According to the nurse expert there is an exemption in the 1990 Smoke Free Environment Act that allows hospitals to permit smoking in incapacitated patients. I couldn’t find it in the Act – anyone know where it is? Clearly according to this report there needs to be some flexibility in the management of incapacitated patients with a nicotine addiction in hospital.

Saturday, 13 January 2007

On using electronic notes in medicine


This week I saw a patient with a complicated medical history. To find out what this was I spent part of the consultation turned towards a computer trying to find the most recent electronic discharge summary from the surgical team. I managed to do this and then spent 30 minutes after the one hour appointment typing the notes into the computer.


This illustrates some of the advantages and disadvantages of using electronic notes. First they improve communication – there is no doubt about this and I would never want to go back to pen and paper notes. It is so much easier to find out what is happening to people – just log onto the nearest computer and there are all the notes. Clinically I work in an organisation which provides mental health care to 450,000 people - so the provision of care is complex involving different clinical teams and many different people. Having the narrative notes from all these people in one place available from any computer is great. However there are significant downsides.
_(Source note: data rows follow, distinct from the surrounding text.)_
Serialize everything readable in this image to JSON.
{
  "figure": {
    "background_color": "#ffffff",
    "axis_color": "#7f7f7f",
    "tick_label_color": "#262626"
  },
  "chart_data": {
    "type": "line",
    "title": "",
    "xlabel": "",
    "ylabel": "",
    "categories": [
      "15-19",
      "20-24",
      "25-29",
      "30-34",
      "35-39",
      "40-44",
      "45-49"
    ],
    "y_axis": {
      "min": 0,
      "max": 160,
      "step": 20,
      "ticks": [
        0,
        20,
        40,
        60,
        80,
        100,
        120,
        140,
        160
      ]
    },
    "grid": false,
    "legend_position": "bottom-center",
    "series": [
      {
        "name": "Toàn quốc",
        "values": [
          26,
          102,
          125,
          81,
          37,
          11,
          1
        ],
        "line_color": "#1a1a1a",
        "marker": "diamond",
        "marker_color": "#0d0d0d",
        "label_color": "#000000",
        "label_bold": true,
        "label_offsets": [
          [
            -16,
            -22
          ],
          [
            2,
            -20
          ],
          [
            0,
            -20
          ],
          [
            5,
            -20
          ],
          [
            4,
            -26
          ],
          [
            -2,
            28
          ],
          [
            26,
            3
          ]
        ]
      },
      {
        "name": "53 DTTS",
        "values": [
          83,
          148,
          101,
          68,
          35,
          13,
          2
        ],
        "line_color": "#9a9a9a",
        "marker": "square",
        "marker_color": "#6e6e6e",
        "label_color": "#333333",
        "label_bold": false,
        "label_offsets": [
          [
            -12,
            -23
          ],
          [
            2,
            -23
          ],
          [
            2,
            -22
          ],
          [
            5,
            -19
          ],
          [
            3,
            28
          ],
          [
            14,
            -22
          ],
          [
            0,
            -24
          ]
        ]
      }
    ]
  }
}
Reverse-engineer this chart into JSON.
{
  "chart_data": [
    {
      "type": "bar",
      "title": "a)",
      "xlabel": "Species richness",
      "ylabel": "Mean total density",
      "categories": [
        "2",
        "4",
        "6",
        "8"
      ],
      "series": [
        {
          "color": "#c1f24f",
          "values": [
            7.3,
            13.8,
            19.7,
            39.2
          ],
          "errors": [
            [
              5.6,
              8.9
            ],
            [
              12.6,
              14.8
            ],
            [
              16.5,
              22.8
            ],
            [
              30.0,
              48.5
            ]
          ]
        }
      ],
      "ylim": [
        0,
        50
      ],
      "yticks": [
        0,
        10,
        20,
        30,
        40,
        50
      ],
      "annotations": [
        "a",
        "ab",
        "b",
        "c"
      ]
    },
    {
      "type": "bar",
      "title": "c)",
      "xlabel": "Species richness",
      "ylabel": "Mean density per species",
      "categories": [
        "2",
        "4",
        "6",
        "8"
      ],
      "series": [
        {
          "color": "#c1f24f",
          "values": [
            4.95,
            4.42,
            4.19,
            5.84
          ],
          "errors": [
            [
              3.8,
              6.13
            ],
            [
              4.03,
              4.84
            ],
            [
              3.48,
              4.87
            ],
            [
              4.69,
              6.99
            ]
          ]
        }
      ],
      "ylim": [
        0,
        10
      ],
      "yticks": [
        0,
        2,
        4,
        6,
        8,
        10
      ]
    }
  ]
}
Firstly you need to find a computer to log onto. They are not always available at places where patients are seen. Secondly there is the additional time spent typing in notes. With pen and paper notes I used to make notes when I was talking to patients. The advantage was that they were instantaneous and it was easy to capture verbatim comments. Now I have to set aside time to type in notes – usually about one hour per clinic which translates into one less new patient each week. For the organisation I work in this represents terrible value for money, I must be one of the best paid yet least efficient typists in the organisation. Then there are the physical effects of all this extra typing – I have for the first time developed an overuse syndrome in my wrist and several other colleagues are nursing sore backs. Another problem with electronic notes is that not all parts of the health service use them – I still need to track down paper notes on people seeing other physicians. This doesn’t exactly encourage joined up health care and emphasises the split between mind and body.


Lastly there is the effect electronic notes have on “dumbing down” health care. The problem is that the electronic notes are not blank screens. There are numerous forms to complete from assessment forms to risk and hazard forms. What this does is that it encourages a checklist approach to assessment so that the emphasis is on completing the forms rather than finding out what is important for the patient. Every assessment is the same no matter what the patient needs and it is a “good” assessment if all the boxes on the electronic forms are completed. The ability of health workers to prioritise needs and to understand why this person has this problem at this particular time is damaged. Also there is an emphasis on risk and “hazard” rather than needs. This is often simplistic so that assessment of risk emphasises predicting whether people are at high, medium or low risk of violence/self harm. Unfortunately it is clear that clinicians prediction of who is going to kill themselves is no better than chance and probably not worth doing, after all most people who commit suicide are low risk. The purpose of risk assessment is identifying modifiable risk factors rather than some vague prediction of the future. So health care is dumbed down – just fill in the forms and that is fine no matter what they mean.


So would I return to pen and paper notes – no. Can electronic notes be improved. Yes – find another way of entering the data rather then getting expensively trained clinicians to be typists; decrease the number of forms and make them more flexible as well as training in how to keep notes; and get the whole organisation to use the same system. Then the goal of joined up health care and better communication in a complex system will be one step closer.